A gauche Dilma Rousseff, à droite Rafael Correa

Protégée et successeur politique du président Lula da Silva, Dilma Rousseff a poursuivi sa politique visant à éradiquer la pauvreté au Brésil. Sous les gouvernements successifs du Parti des travailleurs (gauche), ce pays latino-américain a connu une amélioration significative des conditions de vie de millions de personnes. En 2014, le Brésil a été pour la première fois rayé de la carte mondiale de l'ONU sur la faim dans le monde, après avoir réduit de 80% le nombre de personnes sous-alimentées en 10 ans.

Discutant des politiques de son gouvernement avec Correa, Rousseff a convenu que l'élitisme était un problème sérieux au Brésil, causant beaucoup de chagrin et de souffrance pour les gens ordinaires. Certains membres de l'élite perçoivent l'ensemble des pauvres comme leurs ennemis, a-t-elle expliqué.

"Au Brésil, les pauvres et les noirs sont les ennemis... Ils ont été arrêtés, torturés, dépouillés de tous leurs droits et transformés en une classe inférieure. Nous avions commencé à changer cette situation", a-t-elle continué. "Il reste encore beaucoup à faire: nous devons répartir la richesse dans le pays, mettre en œuvre une réforme fiscale et mettre fin à l'oligopole des médias et des banques qui contrôlent différents aspects de la vie du pays".

Le second mandat présidentiel de Rousseff a cependant été interrompu par une destitution pour violation des règles budgétaires. Elle a été remplacée par Michel Temer, qui a depuis été accusé d'avoir accepté des pots-de-vin et dont la popularité a chutée à une cote d'approbation à un chiffre. Il a utilisé des tactiques brutales pour réprimer les manifestations contre son gouvernement. Rousseff déclare que sa chute est le résultat d'un coup d'Etat parlementaire, soutenu par une campagne de diffamation dans les médias appartenant à une poignée d'oligarques.
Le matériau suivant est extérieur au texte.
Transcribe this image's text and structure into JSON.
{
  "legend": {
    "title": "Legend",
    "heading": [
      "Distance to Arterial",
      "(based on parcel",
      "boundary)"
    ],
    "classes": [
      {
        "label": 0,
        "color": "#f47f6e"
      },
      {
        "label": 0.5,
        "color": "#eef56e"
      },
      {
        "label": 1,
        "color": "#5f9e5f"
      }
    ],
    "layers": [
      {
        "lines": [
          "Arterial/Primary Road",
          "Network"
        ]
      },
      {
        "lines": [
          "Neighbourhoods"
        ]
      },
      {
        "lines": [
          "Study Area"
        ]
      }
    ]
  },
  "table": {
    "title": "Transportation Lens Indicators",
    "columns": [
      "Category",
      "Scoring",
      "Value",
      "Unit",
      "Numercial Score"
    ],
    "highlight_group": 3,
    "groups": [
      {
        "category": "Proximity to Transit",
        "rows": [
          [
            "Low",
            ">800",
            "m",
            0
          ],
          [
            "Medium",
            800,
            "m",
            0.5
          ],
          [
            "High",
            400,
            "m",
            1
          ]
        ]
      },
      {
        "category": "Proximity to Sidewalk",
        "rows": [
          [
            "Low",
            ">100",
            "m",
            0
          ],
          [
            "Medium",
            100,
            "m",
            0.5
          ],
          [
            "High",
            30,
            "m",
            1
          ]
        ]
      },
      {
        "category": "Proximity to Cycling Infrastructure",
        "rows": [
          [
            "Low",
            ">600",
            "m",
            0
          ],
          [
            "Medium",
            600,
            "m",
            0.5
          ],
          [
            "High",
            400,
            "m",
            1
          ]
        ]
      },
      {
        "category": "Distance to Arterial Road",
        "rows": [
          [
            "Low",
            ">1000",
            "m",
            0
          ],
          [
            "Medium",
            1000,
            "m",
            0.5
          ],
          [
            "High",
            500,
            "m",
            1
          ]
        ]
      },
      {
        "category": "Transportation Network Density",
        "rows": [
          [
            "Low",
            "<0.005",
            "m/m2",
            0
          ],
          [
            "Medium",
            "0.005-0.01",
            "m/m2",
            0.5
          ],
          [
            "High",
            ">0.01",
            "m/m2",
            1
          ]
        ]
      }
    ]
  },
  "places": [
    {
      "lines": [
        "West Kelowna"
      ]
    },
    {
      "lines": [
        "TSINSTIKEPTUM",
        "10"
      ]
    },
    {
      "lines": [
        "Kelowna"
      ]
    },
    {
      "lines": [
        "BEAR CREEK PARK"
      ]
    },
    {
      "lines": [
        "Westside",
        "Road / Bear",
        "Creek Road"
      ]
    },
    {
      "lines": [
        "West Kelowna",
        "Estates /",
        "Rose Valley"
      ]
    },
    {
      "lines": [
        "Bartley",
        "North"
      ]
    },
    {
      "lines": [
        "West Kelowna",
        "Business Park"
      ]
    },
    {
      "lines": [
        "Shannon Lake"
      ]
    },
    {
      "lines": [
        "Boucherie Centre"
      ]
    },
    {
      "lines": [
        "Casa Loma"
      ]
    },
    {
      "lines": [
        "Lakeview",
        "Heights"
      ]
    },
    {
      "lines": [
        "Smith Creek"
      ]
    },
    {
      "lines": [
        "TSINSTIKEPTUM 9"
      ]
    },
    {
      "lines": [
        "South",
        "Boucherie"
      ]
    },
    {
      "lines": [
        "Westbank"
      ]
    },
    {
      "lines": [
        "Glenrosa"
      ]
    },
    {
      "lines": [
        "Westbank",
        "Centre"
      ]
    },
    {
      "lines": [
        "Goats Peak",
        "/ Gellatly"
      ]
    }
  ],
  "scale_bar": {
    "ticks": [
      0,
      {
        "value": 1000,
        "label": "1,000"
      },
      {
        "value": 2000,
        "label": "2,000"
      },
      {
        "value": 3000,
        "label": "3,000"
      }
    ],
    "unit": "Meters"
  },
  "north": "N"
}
"Nous avons remporté les élections quatre fois de suite mais, après la quatrième fois, ils ont décidé de ne pas nous donner la moindre chance de participer à une cinquième élection. Pourquoi devrions-nous leur donner une chance de gagner, ont-ils pensé?

Mme Rousseff pense que son gouvernement a été pris pour cible parce que les gens puissants et riches ne voulaient pas mettre en place des politiques visant à redistribuer la richesse, comme par exemple taxer l'héritage. Ces mesures constituaient la prochaine étape naturelle après la réduction de l'écart de revenu.

"Ils disent maintenant que Lula est un criminel, alors que toutes les institutions dans le pays font face à une crise", a-t-elle dit, décrivant les résultats des politiques du gouvernement Temer. "Il y a des désaccords dans le système judiciaire. Le pouvoir exécutif est en conflit avec les pouvoirs législatif et judiciaire. Les institutions du pays sombrent dans le chaos, mais nous luttons contre cela, et vous savez pourquoi? Parce que ce sont nous les vrais démocrates, pas eux."

Correa a souligné que les 36 à 38 millions de personnes qui ont pu sortir de la pauvreté et sont devenues membres de la classe moyenne sous Rousseff, ne l'ont pas soutenue en 2016. "Où étaient ces 38 millions de personnes quand tout le monde s'est levé contre vous en 2016 lorsque le coup d'Etat a eu lieu?" a-t-il demandé.

"Parce qu'ils pensent que ce pour quoi ils se battent et ce qu'ils obtiennent sont des choses totalement différentes, aussi incroyables que cela puisse paraître", a-t-elle répondu. "Nous avons mené une enquête après - non, juste avant la mise en accusation. C'était une enquête complète et approfondie. Nous avons interrogé des gens sur chaque programme social, nous leur avons demandé ce qu'ils en avaient obtenu, comment ils l'avaient reçu et qui ils devaient remercier pour cela. A cette dernière question, les gens ont répondu qu'ils devaient ce qu'ils ont obtenu avant tout à Dieu, puis à eux-mêmes (ce qui est très important), puis à leurs familles et leurs mères. Par la politique du gouvernement était la réponse qui arrivait en dernier.

"Quand les gens obtiennent quelque chose, ils s'y habituent immédiatement et ils commencent à penser que cela leur a toujours appartenu", a-t-elle précisé.